If x = 5 units, y = 7 units, and h = 6 units, find the area of the trapezoid shown above using decomposition.
Area of trapezoid = (x + y) * h / 2
Area of trapezoid = (5 + 7) * 6 / 2
Area of trapezoid = 12 * 6 / 2
Area of trapezoid = 72 / 2
Area of trapezoid = 36 units^2
To find the area of the trapezoid using decomposition, we can divide it into two simpler shapes: a rectangle and a triangle. Then, we can calculate the individual areas of these shapes and add them together to find the total area of the trapezoid.
First, let's identify the different parts of the trapezoid. The longer parallel sides are called bases, and the shorter sides are called legs. In this case, the bases are the sides with lengths x = 5 units and y = 7 units. The perpendicular distance between the bases is called the height, which is h = 6 units.
Now, we can calculate the area of the trapezoid using decomposition:
1. Calculate the area of the rectangle: The base of the rectangle is the length y = 7 units, and the height is the same as the trapezoid's height, h = 6 units. The area of the rectangle is given by the formula: Area_rectangle = base * height = y * h = 7 * 6 = 42 square units.
2. Calculate the area of the triangle: The base of the triangle is the difference between the lengths of the two bases, so Base_triangle = y - x = 7 - 5 = 2 units. The height of the triangle is the same as the trapezoid's height, h = 6 units. The area of the triangle is given by the formula: Area_triangle = (1/2) * base * height = (1/2) * (y - x) * h = (1/2) * 2 * 6 = 6 square units.

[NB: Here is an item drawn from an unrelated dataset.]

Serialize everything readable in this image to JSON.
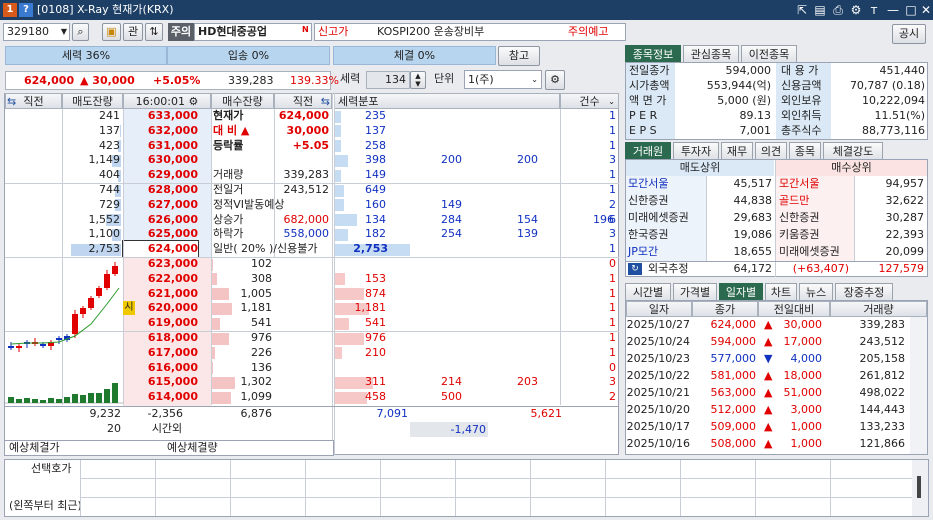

3. Add the areas of the rectangle and the triangle to find the total area of the trapezoid: Area_trapezoid = Area_rectangle + Area_triangle = 42 + 6 = 48 square units.
Therefore, the area of the trapezoid is 48 square units.
To find the area of the trapezoid using decomposition, we need to divide it into simpler shapes and calculate their areas individually.
Step 1: Divide the trapezoid into two triangles and a rectangle.
First, draw a line from the top left corner (A) to the bottom right corner (D). This creates two triangles. Let's label the new point of intersection as E.
Step 2: Calculate the area of the rectangle.
The rectangle can be defined as the base of the trapezoid, with length h, and the height is given by the length of the side AD, which is y. So, the area of the rectangle is given by:
Area of Rectangle = base x height = h x y
Step 3: Calculate the areas of the two triangles.
The first triangle (AEB) has a base length of x and a height length of h-y. Therefore, its area can be calculated as:
Area of Triangle 1 = 0.5 x base x height = 0.5 x x x (h-y)
Similarly, the second triangle (CED) has a base length of x and a height length of y. Its area can be calculated as:
Area of Triangle 2 = 0.5 x base x height = 0.5 x x x y
Step 4: Add up the areas of the rectangle and the two triangles.
Total Area of Trapezoid = Area of Rectangle + Area of Triangle 1 + Area of Triangle 2
Total Area of Trapezoid = (h x y) + (0.5 x x x (h-y)) + (0.5 x x x y)
To find the numerical value of the area, substitute the given values for x, y, and h into the equation and calculate the result.